Communicating with Social Responsibility Investors
28 November 2012 at 8:59 am
Corporations need to devise different approaches and strategies to accurately and efficiently communicate their Environmental Social Governance (ESG) information to social responsibility investors (SRIs), an ACCSR roundtable has been told.
Professor Stephen Gates from Audencia Nantes School of Management in France presented findings to an ACCSR roundtable in Melbourne from his research into how corporations respond to pressures from social responsibility investors.
His research covered 20 companies in the USA and Europe and through semi-structured interviews for the forthcoming book he will publish with co-editor Suzanne Young, Associate Professor at La Trobe University titled Institutional Investors and Corporate Responses: Actors, Power and Responses.
His research showed the increasing influence of social responsibility investors on mainstream investors. Corporations had to devise new strategies to accurately and efficiently communicate their ESG and CSR information to social responsibility investors, which proved challenging for some corporations he evaluated in his research.
Investor relations officers educate top management about investor sentiment regarding corporate responsibility.
Gates told the ACCSR round table that there are three different levels for a corporate to communicate ESG information:
Level one: traditional communication
Gates said that identifying potential Social Responsibility Investors is not straightforward as few shareholder identification services have a clear labeling system and new categories and styles of Social Responsibility investment are emerging often.

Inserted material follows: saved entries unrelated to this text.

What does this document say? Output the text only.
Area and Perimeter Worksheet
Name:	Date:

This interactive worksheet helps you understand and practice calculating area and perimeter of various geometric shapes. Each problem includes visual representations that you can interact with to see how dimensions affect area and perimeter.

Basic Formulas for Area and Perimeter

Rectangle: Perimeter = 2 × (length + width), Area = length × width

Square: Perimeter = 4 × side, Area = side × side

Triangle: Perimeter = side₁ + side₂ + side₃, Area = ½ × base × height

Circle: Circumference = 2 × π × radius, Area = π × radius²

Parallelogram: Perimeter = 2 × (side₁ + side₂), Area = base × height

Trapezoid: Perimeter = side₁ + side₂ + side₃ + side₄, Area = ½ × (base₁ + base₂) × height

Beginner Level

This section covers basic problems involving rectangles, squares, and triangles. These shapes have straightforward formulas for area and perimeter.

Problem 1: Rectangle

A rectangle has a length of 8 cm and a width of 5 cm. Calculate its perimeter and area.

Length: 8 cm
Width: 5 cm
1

Level two: communicate CSP with focus on ESG risk issues
Gates said that some corporations like Nestle needed to integrate measurable sustainability objectives into strategy rather than tell stories about sustainability activities.
“Metrics are standardised and need to be able to be measured year by year,” he said.

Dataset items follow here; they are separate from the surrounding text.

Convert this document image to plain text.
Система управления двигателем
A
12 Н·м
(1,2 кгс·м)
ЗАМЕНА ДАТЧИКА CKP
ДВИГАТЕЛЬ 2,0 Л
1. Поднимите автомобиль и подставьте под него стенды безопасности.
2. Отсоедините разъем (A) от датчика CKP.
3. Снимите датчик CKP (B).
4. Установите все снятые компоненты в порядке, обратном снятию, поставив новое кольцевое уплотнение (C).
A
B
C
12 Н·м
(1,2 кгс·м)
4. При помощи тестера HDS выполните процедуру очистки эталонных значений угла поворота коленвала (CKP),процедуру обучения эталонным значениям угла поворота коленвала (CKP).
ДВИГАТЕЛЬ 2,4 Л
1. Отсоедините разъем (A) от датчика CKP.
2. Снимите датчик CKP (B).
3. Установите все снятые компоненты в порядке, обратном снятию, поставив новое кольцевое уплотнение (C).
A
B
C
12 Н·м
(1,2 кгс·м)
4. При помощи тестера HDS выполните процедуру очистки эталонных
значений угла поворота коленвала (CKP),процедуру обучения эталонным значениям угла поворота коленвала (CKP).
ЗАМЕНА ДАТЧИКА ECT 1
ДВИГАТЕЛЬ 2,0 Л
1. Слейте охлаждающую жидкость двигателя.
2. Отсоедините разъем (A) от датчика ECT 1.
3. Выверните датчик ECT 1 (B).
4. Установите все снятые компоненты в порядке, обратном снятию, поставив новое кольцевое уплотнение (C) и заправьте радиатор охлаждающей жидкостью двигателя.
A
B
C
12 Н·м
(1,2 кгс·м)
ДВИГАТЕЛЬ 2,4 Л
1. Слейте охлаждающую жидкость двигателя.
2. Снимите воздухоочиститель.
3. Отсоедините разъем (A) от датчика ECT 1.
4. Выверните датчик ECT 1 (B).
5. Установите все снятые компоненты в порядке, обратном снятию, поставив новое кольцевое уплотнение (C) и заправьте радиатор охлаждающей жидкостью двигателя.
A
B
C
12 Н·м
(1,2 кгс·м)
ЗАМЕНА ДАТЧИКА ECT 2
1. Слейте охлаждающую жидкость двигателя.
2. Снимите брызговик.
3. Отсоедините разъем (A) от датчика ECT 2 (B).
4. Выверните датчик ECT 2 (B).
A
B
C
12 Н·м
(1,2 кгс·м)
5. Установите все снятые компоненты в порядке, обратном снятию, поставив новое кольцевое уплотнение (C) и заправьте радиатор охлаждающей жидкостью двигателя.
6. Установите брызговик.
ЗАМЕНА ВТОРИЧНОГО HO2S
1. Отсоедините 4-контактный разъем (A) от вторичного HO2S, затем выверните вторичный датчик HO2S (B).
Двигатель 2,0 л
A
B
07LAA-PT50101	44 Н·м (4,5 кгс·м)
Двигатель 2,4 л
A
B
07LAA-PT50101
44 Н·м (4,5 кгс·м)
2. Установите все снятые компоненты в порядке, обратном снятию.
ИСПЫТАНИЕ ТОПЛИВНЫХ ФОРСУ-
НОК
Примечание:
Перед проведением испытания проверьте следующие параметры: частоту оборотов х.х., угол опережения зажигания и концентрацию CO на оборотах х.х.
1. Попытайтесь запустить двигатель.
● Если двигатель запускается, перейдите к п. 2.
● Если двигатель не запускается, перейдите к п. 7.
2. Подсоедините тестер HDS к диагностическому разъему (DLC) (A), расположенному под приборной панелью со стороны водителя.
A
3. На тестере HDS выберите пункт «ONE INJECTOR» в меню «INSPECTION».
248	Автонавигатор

According to Gates, Nestle provided quantified results on sustainability programs including energy efficiency, greenhouse gas emissions, water usage and packaging. In addition, they highlighted the links between sustainability goals and business results.

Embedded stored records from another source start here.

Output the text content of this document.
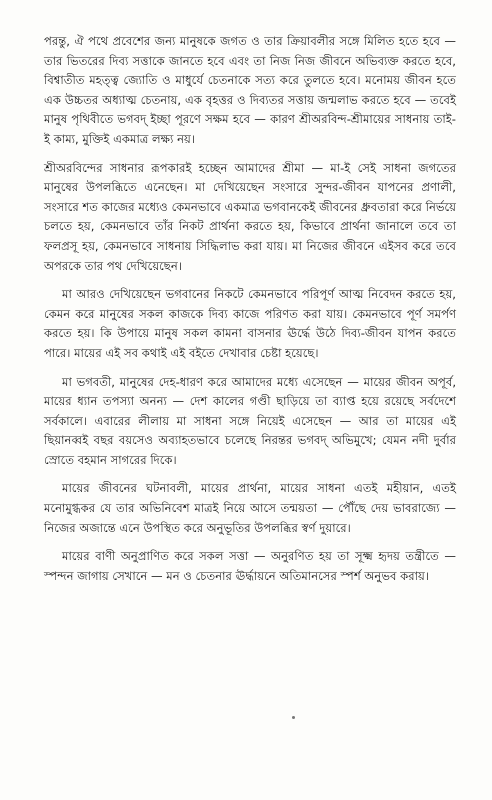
পরন্তু, ঐ পথে প্রবেশের জন্য মানুষকে জগত ও তার ক্রিয়াবলীর সঙ্গে মিলিত হতে হবে — তার ভিতরের দিব্য সত্তাকে জানতে হবে এবং তা নিজ নিজ জীবনে অভিব্যক্ত করতে হবে, বিশ্বাতীত মহত্ত্ব জ্যোতি ও মাধুর্যে চেতনাকে সত্য করে তুলতে হবে। মনোময় জীবন হতে এক উচ্চতর অধ্যাত্ম চেতনায়, এক বৃহত্তর ও দিব্যতর সত্তায় জন্মলাভ করতে হবে — তবেই মানুষ পৃথিবীতে ভগবদ্ ইচ্ছা পূরণে সক্ষম হবে — কারণ শ্রীঅরবিন্দ-শ্রীমায়ের সাধনায় তাই-ই কাম্য, মুক্তিই একমাত্র লক্ষ্য নয়।

শ্রীঅরবিন্দের সাধনার রূপকারই হচ্ছেন আমাদের শ্রীমা — মা-ই সেই সাধনা জগতের মানুষের উপলব্ধিতে এনেছেন। মা দেখিয়েছেন সংসারে সুন্দর-জীবন যাপনের প্রণালী, সংসারে শত কাজের মধ্যেও কেমনভাবে একমাত্র ভগবানকেই জীবনের ধ্রুবতারা করে নির্ভয়ে চলতে হয়, কেমনভাবে তাঁর নিকট প্রার্থনা করতে হয়, কিভাবে প্রার্থনা জানালে তবে তা ফলপ্রসূ হয়, কেমনভাবে সাধনায় সিদ্ধিলাভ করা যায়। মা নিজের জীবনে এইসব করে তবে অপরকে তার পথ দেখিয়েছেন।

মা আরও দেখিয়েছেন ভগবানের নিকটে কেমনভাবে পরিপূর্ণ আত্ম নিবেদন করতে হয়, কেমন করে মানুষের সকল কাজকে দিব্য কাজে পরিণত করা যায়। কেমনভাবে পূর্ণ সমর্পণ করতে হয়। কি উপায়ে মানুষ সকল কামনা বাসনার ঊর্দ্ধে উঠে দিব্য-জীবন যাপন করতে পারে। মায়ের এই সব কথাই এই বইতে দেখাবার চেষ্টা হয়েছে।

মা ভগবতী, মানুষের দেহ-ধারণ করে আমাদের মধ্যে এসেছেন — মায়ের জীবন অপূর্ব, মায়ের ধ্যান তপস্যা অনন্য — দেশ কালের গণ্ডী ছাড়িয়ে তা ব্যাপ্ত হয়ে রয়েছে সর্বদেশে সর্বকালে। এবারের লীলায় মা সাধনা সঙ্গে নিয়েই এসেছেন — আর তা মায়ের এই ছিয়ানব্বই বছর বয়সেও অব্যাহতভাবে চলেছে নিরন্তর ভগবদ্ অভিমুখে; যেমন নদী দুর্বার স্রোতে বহমান সাগরের দিকে।

মায়ের জীবনের ঘটনাবলী, মায়ের প্রার্থনা, মায়ের সাধনা এতই মহীয়ান, এতই মনোমুগ্ধকর যে তার অভিনিবেশ মাত্রই নিয়ে আসে তন্ময়তা — পৌঁছে দেয় ভাবরাজ্যে — নিজের অজান্তে এনে উপস্থিত করে অনুভূতির উপলব্ধির স্বর্ণ দুয়ারে।

মায়ের বাণী অনুপ্রাণিত করে সকল সত্তা — অনুরণিত হয় তা সূক্ষ্ম হৃদয় তন্ত্রীতে — স্পন্দন জাগায় সেখানে — মন ও চেতনার ঊর্দ্ধায়নে অতিমানসের স্পর্শ অনুভব করায়।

Level three: Proactively market CSP information and construct two-way information flow to educate top management and board about SRI analysts and investors concerns
Gates used Cadbury as a case study and said that the company had problems explaining to its investors the complicated processes of its sustainability programs.
Further, SRIs do not fully appreciate the operating challenges in achieving sustainability objectives.
The solution to this, Gates said, was to involve the CEO to strengthen the message that sustainability is critical to business strategy as well as organising events for SRIs where operating managers could explain the key sustainability programs.